Random Forest Flashcards
Inductive Learning
also known as discovery learning, is a process where the learner discovers rules by observing examples. This is different from deductive learning, where students are given rules that they then need to apply.
Decision Tree Strucutre
Consists of root notes (where the tree starts)
Branches (splits with children)
Leaf nodes (end of the tree - represents possible outcomes)
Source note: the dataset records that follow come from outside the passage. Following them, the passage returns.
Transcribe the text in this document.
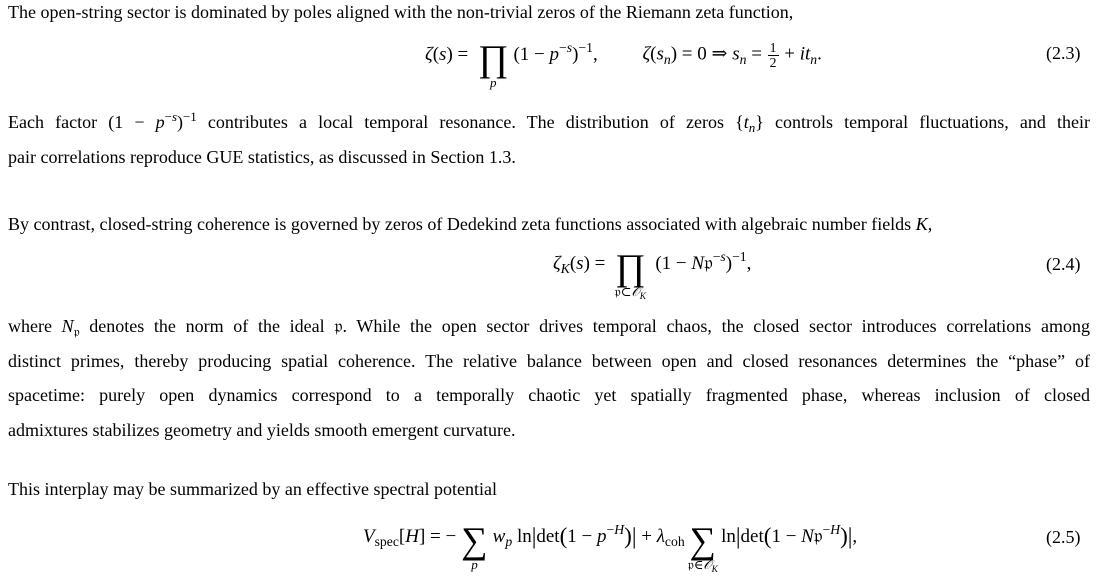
The open-string sector is dominated by poles aligned with the non-trivial zeros of the Riemann zeta function,

ζ(s) = ∏
p
$(1 - p^{-s})^{-1}$, $\zeta(s_n) = 0$ ⇒ $s_n = \frac{1}{2} + it_n$.	(2.3)
Each factor $(1 - p^{-s})^{-1}$ contributes a local temporal resonance. The distribution of zeros $\{t_n\}$ controls temporal fluctuations, and their

pair correlations reproduce GUE statistics, as discussed in Section 1.3.

By contrast, closed-string coherence is governed by zeros of Dedekind zeta functions associated with algebraic number fields K,
$\zeta_K(s)$ = ∏
𝔭⊂𝒪$_K$
(1 − N𝔭$^{-s}$)$^{-1}$,	(2.4)
where $N_𝔭$ denotes the norm of the ideal 𝔭. While the open sector drives temporal chaos, the closed sector introduces correlations among

distinct primes, thereby producing spatial coherence. The relative balance between open and closed resonances determines the “phase” of

spacetime: purely open dynamics correspond to a temporally chaotic yet spatially fragmented phase, whereas inclusion of closed

admixtures stabilizes geometry and yields smooth emergent curvature.

This interplay may be summarized by an effective spectral potential

$V_{spec}[H]$ = − ∑
p
$w_p$ $\ln|\det(1 - p^{-H})| + \lambda_{coh}$ ∑
𝔭∈𝒪$_K$
ln|det(1 − N𝔭$^{-H}$)|,	(2.5)
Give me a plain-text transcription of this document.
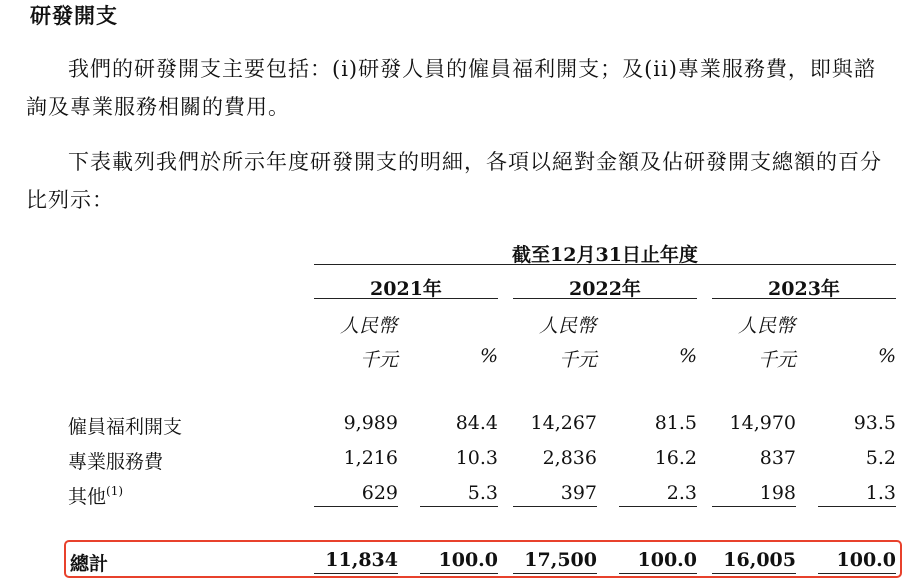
研發開支
我們的研發開支主要包括：(i)研發人員的僱員福利開支；及(ii)專業服務費，即與諮詢及專業服務相關的費用。
下表載列我們於所示年度研發開支的明細，各項以絕對金額及佔研發開支總額的百分比列示：
截至12月31日止年度
2021年	2022年	2023年
人民幣	人民幣	人民幣
千元	%	千元	%	千元	%
僱員福利開支	9,989	84.4	14,267	81.5	14,970	93.5
專業服務費	1,216	10.3	2,836	16.2	837	5.2
其他$^{(1)}$	629	5.3	397	2.3	198	1.3
總計	11,834	100.0	17,500	100.0	16,005	100.0
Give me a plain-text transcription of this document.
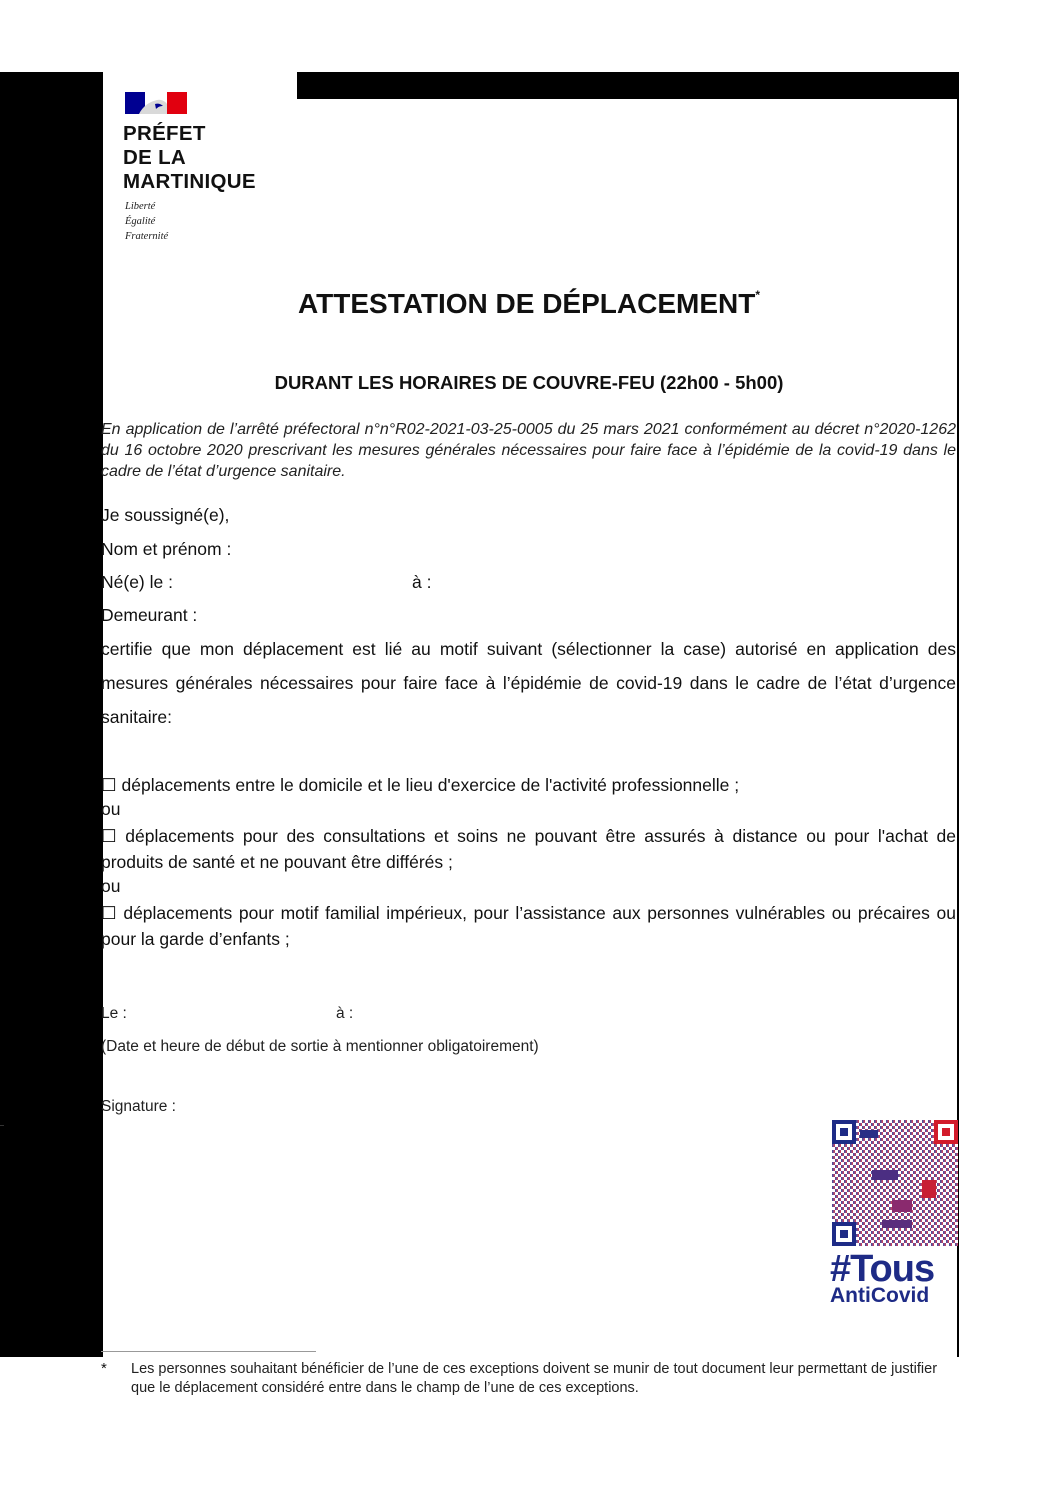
PRÉFET
DE LA
MARTINIQUE
Liberté
Égalité
Fraternité
ATTESTATION DE DÉPLACEMENT*
DURANT LES HORAIRES DE COUVRE-FEU (22h00 - 5h00)
En application de l’arrêté préfectoral n°n°R02-2021-03-25-0005 du 25 mars 2021 conformément au décret n°2020-1262 du 16 octobre 2020 prescrivant les mesures générales nécessaires pour faire face à l’épidémie de la covid-19 dans le cadre de l’état d’urgence sanitaire.
Je soussigné(e),
Nom et prénom :
Né(e) le :	à :
Demeurant :
certifie que mon déplacement est lié au motif suivant (sélectionner la case) autorisé en application des mesures générales nécessaires pour faire face à l’épidémie de covid-19 dans le cadre de l’état d’urgence sanitaire:
☐ déplacements entre le domicile et le lieu d'exercice de l'activité professionnelle ;
ou
☐ déplacements pour des consultations et soins ne pouvant être assurés à distance ou pour l'achat de produits de santé et ne pouvant être différés ;
ou
☐ déplacements pour motif familial impérieux, pour l’assistance aux personnes vulnérables ou précaires ou pour la garde d’enfants ;
Le :	à :
(Date et heure de début de sortie à mentionner obligatoirement)
Signature :
#Tous
AntiCovid
* Les personnes souhaitant bénéficier de l’une de ces exceptions doivent se munir de tout document leur permettant de justifier que le déplacement considéré entre dans le champ de l’une de ces exceptions.
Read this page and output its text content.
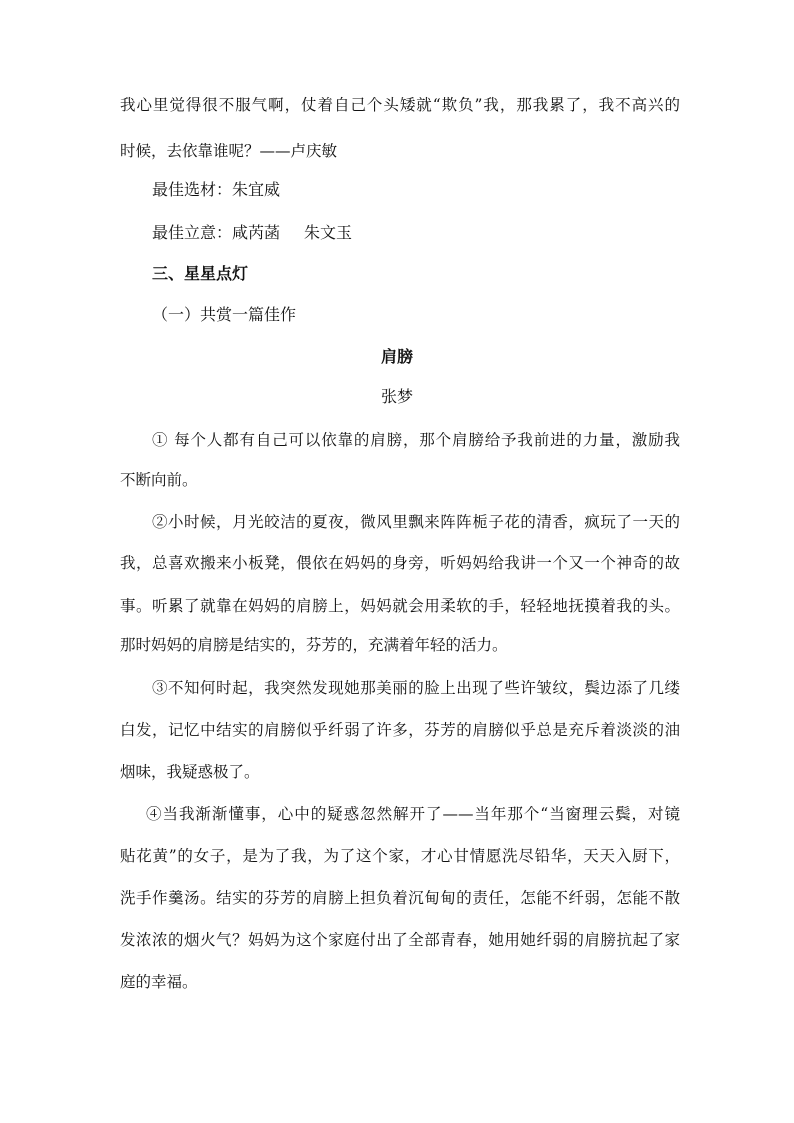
我心里觉得很不服气啊，仗着自己个头矮就“欺负”我，那我累了，我不高兴的
时候，去依靠谁呢？——卢庆敏
最佳选材：朱宜威
最佳立意：咸芮菡	朱文玉
三、星星点灯
（一）共赏一篇佳作
肩膀
张梦
① 每个人都有自己可以依靠的肩膀，那个肩膀给予我前进的力量，激励我
不断向前。
②小时候，月光皎洁的夏夜，微风里飘来阵阵栀子花的清香，疯玩了一天的
我，总喜欢搬来小板凳，偎依在妈妈的身旁，听妈妈给我讲一个又一个神奇的故
事。听累了就靠在妈妈的肩膀上，妈妈就会用柔软的手，轻轻地抚摸着我的头。
那时妈妈的肩膀是结实的，芬芳的，充满着年轻的活力。
③不知何时起，我突然发现她那美丽的脸上出现了些许皱纹，鬓边添了几缕
白发，记忆中结实的肩膀似乎纤弱了许多，芬芳的肩膀似乎总是充斥着淡淡的油
烟味，我疑惑极了。
④当我渐渐懂事，心中的疑惑忽然解开了——当年那个“当窗理云鬓，对镜
贴花黄”的女子，是为了我，为了这个家，才心甘情愿洗尽铅华，天天入厨下，
洗手作羹汤。结实的芬芳的肩膀上担负着沉甸甸的责任，怎能不纤弱，怎能不散
发浓浓的烟火气？妈妈为这个家庭付出了全部青春，她用她纤弱的肩膀抗起了家
庭的幸福。
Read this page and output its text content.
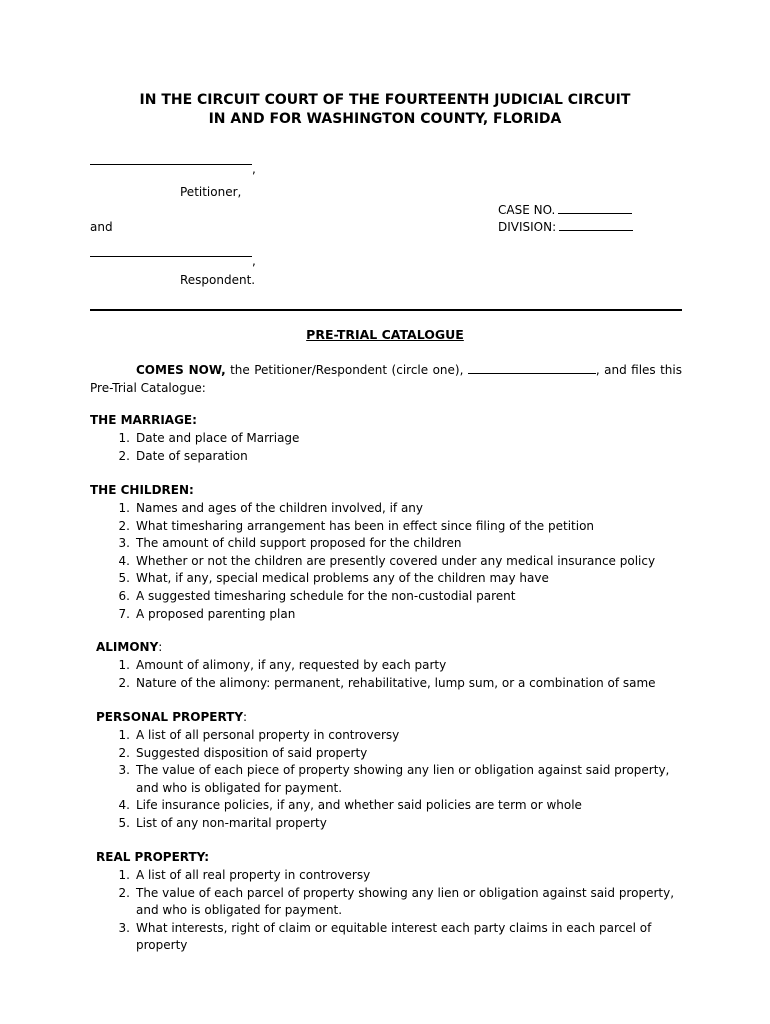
IN THE CIRCUIT COURT OF THE FOURTEENTH JUDICIAL CIRCUIT
IN AND FOR WASHINGTON COUNTY, FLORIDA
,
Petitioner,
CASE NO.
and	DIVISION:
,
Respondent.
PRE-TRIAL CATALOGUE
COMES NOW, the Petitioner/Respondent (circle one),	, and files this Pre-Trial Catalogue:
THE MARRIAGE:
1. Date and place of Marriage
2. Date of separation
THE CHILDREN:
1. Names and ages of the children involved, if any
2. What timesharing arrangement has been in effect since filing of the petition
3. The amount of child support proposed for the children
4. Whether or not the children are presently covered under any medical insurance policy
5. What, if any, special medical problems any of the children may have
6. A suggested timesharing schedule for the non-custodial parent
7. A proposed parenting plan
ALIMONY:
1. Amount of alimony, if any, requested by each party
2. Nature of the alimony: permanent, rehabilitative, lump sum, or a combination of same
PERSONAL PROPERTY:
1. A list of all personal property in controversy
2. Suggested disposition of said property
3. The value of each piece of property showing any lien or obligation against said property, and who is obligated for payment.
4. Life insurance policies, if any, and whether said policies are term or whole
5. List of any non-marital property
REAL PROPERTY:
1. A list of all real property in controversy
2. The value of each parcel of property showing any lien or obligation against said property, and who is obligated for payment.
3. What interests, right of claim or equitable interest each party claims in each parcel of property
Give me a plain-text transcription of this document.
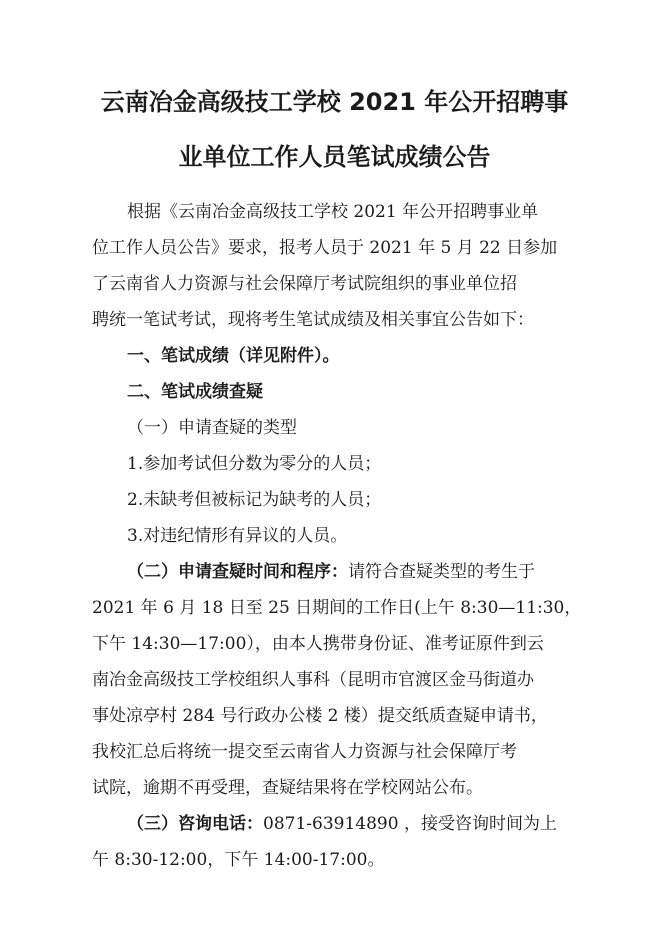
云南冶金高级技工学校 2021 年公开招聘事
业单位工作人员笔试成绩公告
根据《云南冶金高级技工学校 2021 年公开招聘事业单
位工作人员公告》要求，报考人员于 2021 年 5 月 22 日参加
了云南省人力资源与社会保障厅考试院组织的事业单位招
聘统一笔试考试，现将考生笔试成绩及相关事宜公告如下：
一、笔试成绩（详见附件）。
二、笔试成绩查疑
（一）申请查疑的类型
1.参加考试但分数为零分的人员；
2.未缺考但被标记为缺考的人员；
3.对违纪情形有异议的人员。
（二）申请查疑时间和程序：请符合查疑类型的考生于
2021 年 6 月 18 日至 25 日期间的工作日(上午 8:30—11:30，
下午 14:30—17:00），由本人携带身份证、准考证原件到云
南冶金高级技工学校组织人事科（昆明市官渡区金马街道办
事处凉亭村 284 号行政办公楼 2 楼）提交纸质查疑申请书，
我校汇总后将统一提交至云南省人力资源与社会保障厅考
试院，逾期不再受理，查疑结果将在学校网站公布。
（三）咨询电话：0871-63914890 ，接受咨询时间为上
午 8:30-12:00，下午 14:00-17:00。
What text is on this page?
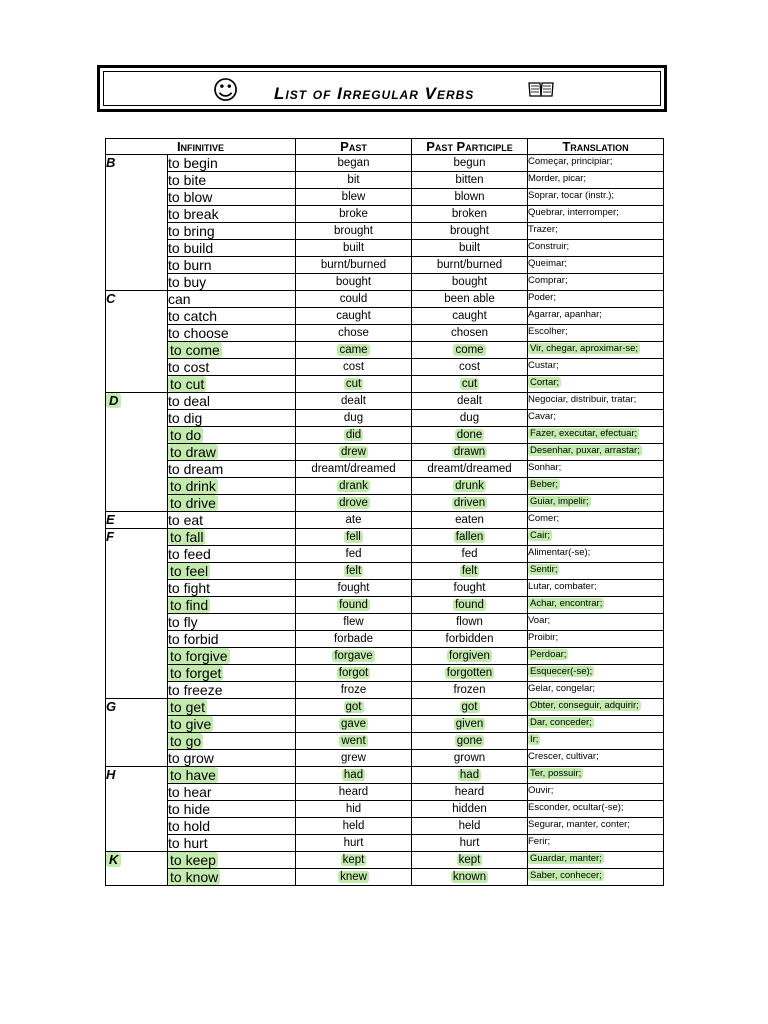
☺ List of Irregular Verbs
Infinitive		Past	Past Participle	Translation
B	to begin	began	begun	Começar, principiar;
	to bite	bit	bitten	Morder, picar;
	to blow	blew	blown	Soprar, tocar (instr.);
	to break	broke	broken	Quebrar, interromper;
	to bring	brought	brought	Trazer;
	to build	built	built	Construir;
	to burn	burnt/burned	burnt/burned	Queimar;
	to buy	bought	bought	Comprar;
C	can	could	been able	Poder;
	to catch	caught	caught	Agarrar, apanhar;
	to choose	chose	chosen	Escolher;
	to come	came	come	Vir, chegar, aproximar-se;
	to cost	cost	cost	Custar;
	to cut	cut	cut	Cortar;
D	to deal	dealt	dealt	Negociar, distribuir, tratar;
	to dig	dug	dug	Cavar;
	to do	did	done	Fazer, executar, efectuar;
	to draw	drew	drawn	Desenhar, puxar, arrastar;
	to dream	dreamt/dreamed	dreamt/dreamed	Sonhar;
	to drink	drank	drunk	Beber;
	to drive	drove	driven	Guiar, impelir;
E	to eat	ate	eaten	Comer;
F	to fall	fell	fallen	Cair;
	to feed	fed	fed	Alimentar(-se);
	to feel	felt	felt	Sentir;
	to fight	fought	fought	Lutar, combater;
	to find	found	found	Achar, encontrar;
	to fly	flew	flown	Voar;
	to forbid	forbade	forbidden	Proibir;
	to forgive	forgave	forgiven	Perdoar;
	to forget	forgot	forgotten	Esquecer(-se);
	to freeze	froze	frozen	Gelar, congelar;
G	to get	got	got	Obter, conseguir, adquirir;
	to give	gave	given	Dar, conceder;
	to go	went	gone	Ir;
	to grow	grew	grown	Crescer, cultivar;
H	to have	had	had	Ter, possuir;
	to hear	heard	heard	Ouvir;
	to hide	hid	hidden	Esconder, ocultar(-se);
	to hold	held	held	Segurar, manter, conter;
	to hurt	hurt	hurt	Ferir;
K	to keep	kept	kept	Guardar, manter;
	to know	knew	known	Saber, conhecer;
nodes {where a parent and child meet}
Experience Table
A labeled data set with your target variable and all of the features for which data was collected
What kind of algorithm will we use for our decision trees?
ID3
Decision Tree Algorithm
(1) Choose the best attribute to split the remaining instances - that becomes the root
(2) repeat process with children
(3) stop when - all instances have the same target attribute value, there are no more attributes, or there are no more instances
How do you identify the best attribute to become the root of your decision tree?
Information gain
What makes a good decision tree?
It must be small AND classify accurately
small trees are less susceptible to overfitting and are easier to understand
Information Gain and Impurity Levels
{xxxxxyxxxxyxxx} not pure
{xxxxxxxxxxxxxx} as pure as it gets
{xxxxxxxyyyyyyyy} least pure
Information Gain
We want to determine which attribute in a given set of training feature vectors is most useful for discriminating between classes to be learned.
Information gain tells us how important a given attribute of the feature vectors is
We use it to decide the order of attributes in the nodes of a decision tree
Decision Tree CONS
suffer from a problem of errors propagating throughout the tree (becomes more of an issue as number of classes increases)
Error Propogation
Since decision trees work by a series of local decisions, what happens when one of these local decisions is wrong? Everything beyond that point is incorrect, and we may never return to the right path
Noisy data in decision trees
When 2 values have the same attribute / values pairs but different classifications
some values of the attributes are incorrect because of errors in the data acquisition process or the preprocessing phase
Some attributes may be irrelevant to the decision making process (the color of a dice used to roll)
Overfitting in Decision Trees
Irrelevant attributes can VERY EASILIY lead to overfitting
Too little training data can also lead to overfitting
How to avoid overfitting in Decision Trees
Stop growing the tree when the data split is not statistically significant
Acquire more training data
Remove irrelevant attributes
Grow a full tree then post - prune
How to select the best decision tree
Measure performance over training data
Measure performance over separate validation sets
Add complexity penalty to performance measure